You can stay fit without triggering attacks

Exercise can bring on attacks in up to 90 percent of asthma sufferers. Indeed, some asthmatics experience asthma only during exercise, which can appear as shortness of breath, wheezing, tightness in the chest or coughing. Rather than advising people who have exercise-induced asthma to take it easy, doctors advise patients to stay physically fit.

But that sounds like a Catch-22: How can someone keep fit if exercise sets off asthma attacks?

Sports medicine specialists say it's possible if asthmatics use preventive medications wisely and avoid certain triggers that exacerbate attacks. Exercise-induced asthma can be made worse by cold, dry air or air containing, and high levels of pollen or pollutants.
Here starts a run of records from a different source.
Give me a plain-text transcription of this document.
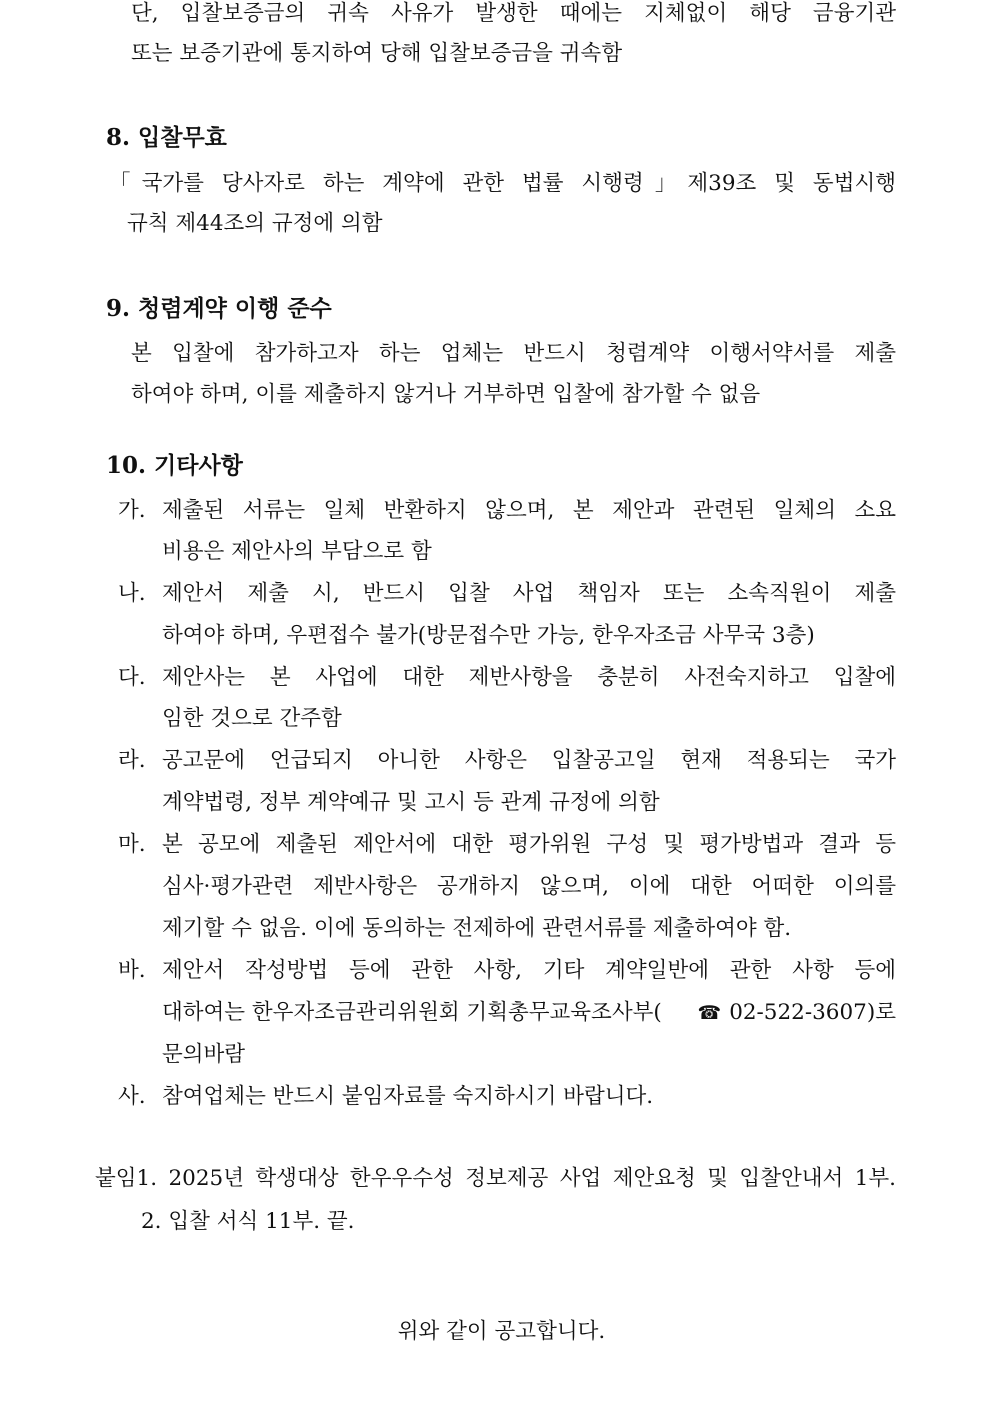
단, 입찰보증금의 귀속 사유가 발생한 때에는 지체없이 해당 금융기관
또는 보증기관에 통지하여 당해 입찰보증금을 귀속함
8. 입찰무효
「국가를 당사자로 하는 계약에 관한 법률 시행령」제39조 및 동법시행
규칙 제44조의 규정에 의함
9. 청렴계약 이행 준수
본 입찰에 참가하고자 하는 업체는 반드시 청렴계약 이행서약서를 제출
하여야 하며, 이를 제출하지 않거나 거부하면 입찰에 참가할 수 없음
10. 기타사항
가. 제출된 서류는 일체 반환하지 않으며, 본 제안과 관련된 일체의 소요
비용은 제안사의 부담으로 함
나. 제안서 제출 시, 반드시 입찰 사업 책임자 또는 소속직원이 제출
하여야 하며, 우편접수 불가(방문접수만 가능, 한우자조금 사무국 3층)
다. 제안사는 본 사업에 대한 제반사항을 충분히 사전숙지하고 입찰에
임한 것으로 간주함
라. 공고문에 언급되지 아니한 사항은 입찰공고일 현재 적용되는 국가
계약법령, 정부 계약예규 및 고시 등 관계 규정에 의함
마. 본 공모에 제출된 제안서에 대한 평가위원 구성 및 평가방법과 결과 등
심사·평가관련 제반사항은 공개하지 않으며, 이에 대한 어떠한 이의를
제기할 수 없음. 이에 동의하는 전제하에 관련서류를 제출하여야 함.
바. 제안서 작성방법 등에 관한 사항, 기타 계약일반에 관한 사항 등에
대하여는 한우자조금관리위원회 기획총무교육조사부( ☎ 02-522-3607)로
문의바람
사. 참여업체는 반드시 붙임자료를 숙지하시기 바랍니다.
붙임1. 2025년 학생대상 한우우수성 정보제공 사업 제안요청 및 입찰안내서 1부.
2. 입찰 서식 11부. 끝.
위와 같이 공고합니다.
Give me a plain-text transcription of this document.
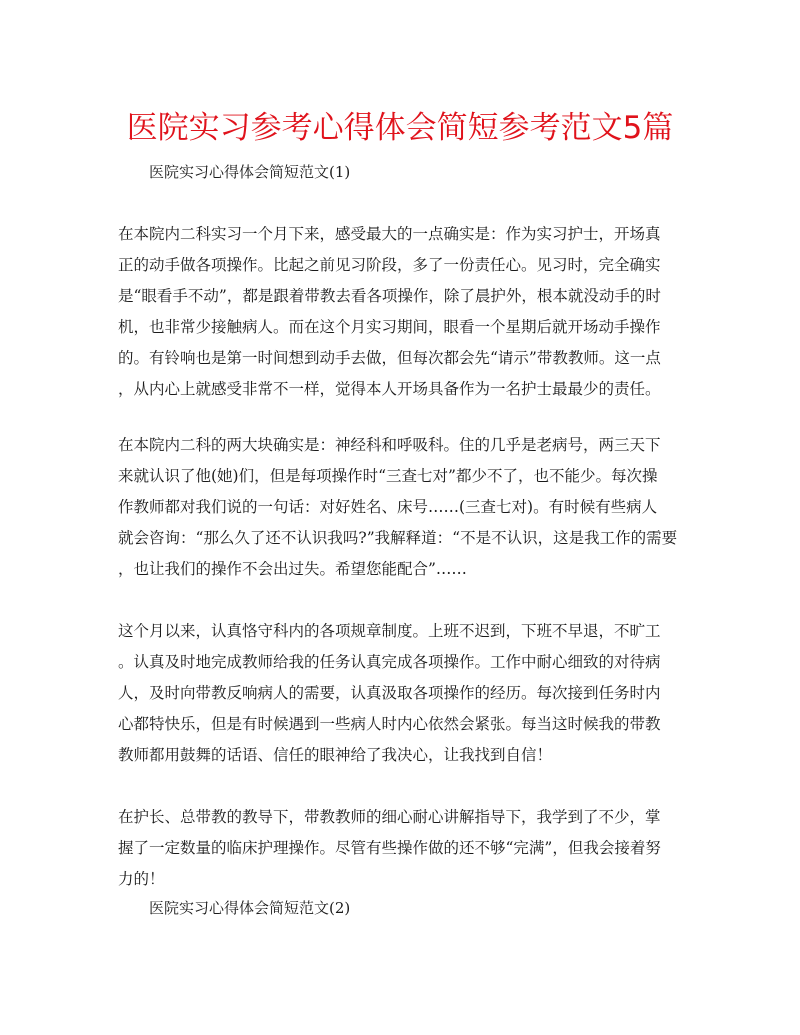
医院实习参考心得体会简短参考范文5篇
医院实习心得体会简短范文(1)
在本院内二科实习一个月下来，感受最大的一点确实是：作为实习护士，开场真
正的动手做各项操作。比起之前见习阶段，多了一份责任心。见习时，完全确实
是“眼看手不动”，都是跟着带教去看各项操作，除了晨护外，根本就没动手的时
机，也非常少接触病人。而在这个月实习期间，眼看一个星期后就开场动手操作
的。有铃响也是第一时间想到动手去做，但每次都会先“请示”带教教师。这一点
，从内心上就感受非常不一样，觉得本人开场具备作为一名护士最最少的责任。
在本院内二科的两大块确实是：神经科和呼吸科。住的几乎是老病号，两三天下
来就认识了他(她)们，但是每项操作时“三查七对”都少不了，也不能少。每次操
作教师都对我们说的一句话：对好姓名、床号……(三查七对)。有时候有些病人
就会咨询：“那么久了还不认识我吗?”我解释道：“不是不认识，这是我工作的需要
，也让我们的操作不会出过失。希望您能配合”……
这个月以来，认真恪守科内的各项规章制度。上班不迟到，下班不早退，不旷工
。认真及时地完成教师给我的任务认真完成各项操作。工作中耐心细致的对待病
人，及时向带教反响病人的需要，认真汲取各项操作的经历。每次接到任务时内
心都特快乐，但是有时候遇到一些病人时内心依然会紧张。每当这时候我的带教
教师都用鼓舞的话语、信任的眼神给了我决心，让我找到自信！
在护长、总带教的教导下，带教教师的细心耐心讲解指导下，我学到了不少，掌
握了一定数量的临床护理操作。尽管有些操作做的还不够“完满”，但我会接着努
力的！
医院实习心得体会简短范文(2)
The extra effort made to stay fit pays off in fewer or milder asthma attacks overall and a need for less medication, according to a news service story appearing in the Detroit News. The article offers additional tips for avoiding exercise-induced asthma and explains what to do when an attack does occur.

Exercise-induced asthma can happen at almost any age, and it's surprisingly common in school-aged children. One Philadelphia-area study found that 9 percent of high school football players suffered bronchial spasms following moderate exercise. Another Detroit News story reports that many of the affected teens had never been diagnosed with a problem. The Nashville Tennessean describes how one middle-school student overcame the problem.

Respiratory specialists say swimming can be one of the best exercises for people with asthma, the Lexington, Ky., Herald-Leader reports. "By and large swimming is considered the best exercise for asthmatics," says Dr. Jamshed Kanga, chief of pediatric pulmonology at the University of Kentucky medical center. "In fact many Olympic swimmers have asthma and yet they do quite well."